Rabin Says Egyptian-israeli Type Accord Not Possible with Syria Affirms Sinai Pact Not Linked with G

With Israel’s new agreement with Egypt less than a week old, Premier Yitzhak Rabin made it clear over the weekend that Israel could not possibly contemplate a similar interim accord with Syria, mainly because the Golan Heights does not offer the same wide area for territorial withdrawals and Israel would never agree to any disengagement plan that would jeopardize the existence of its settlements on the Heights.

The Premier expressed his views in pre-Rosh Hashanah interviews published in Yediot Achronot and other newspapers and in a broadcast interview in which he offered a realistic assessment of what the new year holds in store for his nation. Rabin stated that the prospects of a second disengagement agreement with Syria were next to nil and said it would be better to discuss a final settlement with that country than the step-by-step approach taken with Egypt.

Rabin also insisted that the interim pact with Egypt contained no Israeli commitment to the U.S. or to Egypt that Israel would enter into a similar accord with Syria. Asked in the broadcast interview about unconfirmed reports that the U.S. was urging Israel to start negotiations with Syria soon in order to maintain the momentum toward peace on all fronts, the Premier replied, “I do not know what the position of the United States will be when this issue will become concrete.”

He added that “Israel is free to take any position it may regard as necessary.” Pressed as to what Israel’s reply would be if the U.S. proposed, in two or three months, that negotiations begin with Syria, Rabin said, “We shall wait two or three months and see what they propose and the Cabinet will have to take a decision.”

CONCERNED ABOUT SOVIET ROLE

The Israeli leader expressed serious concern, however, that the Soviet Union might attempt to jeopardize the process of implementing the new pact with Egypt, not directly but through extremist Arab countries such as Libya and through terrorist organizations. Rabin said the Soviets were angered and chagrined by the American success in achieving an interim accord under its sponsorship.

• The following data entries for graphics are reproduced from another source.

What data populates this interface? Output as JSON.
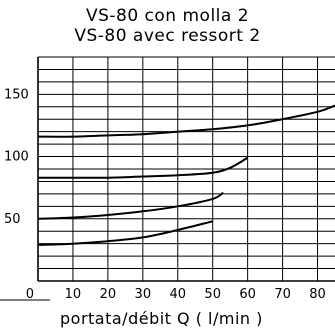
{
  "chart_data": {
    "type": "line",
    "title": "VS-80 con molla 2",
    "subtitle": "VS-80 avec ressort 2",
    "xlabel": "portata/débit Q ( l/min )",
    "ylabel": "",
    "xlim": [
      0,
      85
    ],
    "ylim": [
      0,
      180
    ],
    "x_ticks": [
      0,
      10,
      20,
      30,
      40,
      50,
      60,
      70,
      80
    ],
    "x_tick_labels": [
      "0",
      "10",
      "20",
      "30",
      "40",
      "50",
      "60",
      "70",
      "80"
    ],
    "y_ticks": [
      50,
      100,
      150
    ],
    "y_tick_labels": [
      "50",
      "100",
      "150"
    ],
    "grid": true,
    "series": [
      {
        "x": [
          0,
          10,
          20,
          30,
          40,
          50,
          60,
          70,
          80,
          85
        ],
        "y": [
          116,
          116,
          117,
          118,
          120,
          122,
          125,
          130,
          136,
          141
        ]
      },
      {
        "x": [
          0,
          10,
          20,
          30,
          40,
          50,
          55,
          60
        ],
        "y": [
          83,
          83,
          83,
          84,
          85,
          87,
          91,
          99
        ]
      },
      {
        "x": [
          0,
          10,
          20,
          30,
          40,
          50,
          53
        ],
        "y": [
          50,
          51,
          53,
          56,
          60,
          66,
          71
        ]
      },
      {
        "x": [
          0,
          10,
          20,
          30,
          40,
          50
        ],
        "y": [
          29,
          30,
          32,
          35,
          41,
          48
        ]
      }
    ]
  }
}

He said, “In my view there is no detente in the Middle East between the powers–or else it exists in such an obscure and limited fashion that to all intents and purposes it does not exist at all,” He also took note of the “confrontation” the pact triggered between Egypt and the more extreme elements of the Arab world which, he said, bears watching. (See separate story on Secretary of State Henry A. Kissinger’s view.)

Rabin said the question of future negotiations with Jordan was even more complicated than with Syria because the Arab world has revoked Jordan’s putative mandate over Judaea-Samaria (West Bank) and has given it to the terrorist organizations with which Israel is not prepared to negotiate. He said that as matters stand now, there is no party with which Israel can discuss a settlement on the West Bank.

Following the example set by the late Premier David Ben Gurion after Israel was forced by combined American and Soviet pressure to pull out of the Sinai in 1956-57, Rabin met Thursday night with senior military officers from the rank of Colonel up to explain the military consequences of the latest Israeli pull-back in Sinai. He discussed the advantages and dangers of the accord that had been signed earlier in the day by Israeli and Egyptian delegates in Geneva. No details of his talk were reported.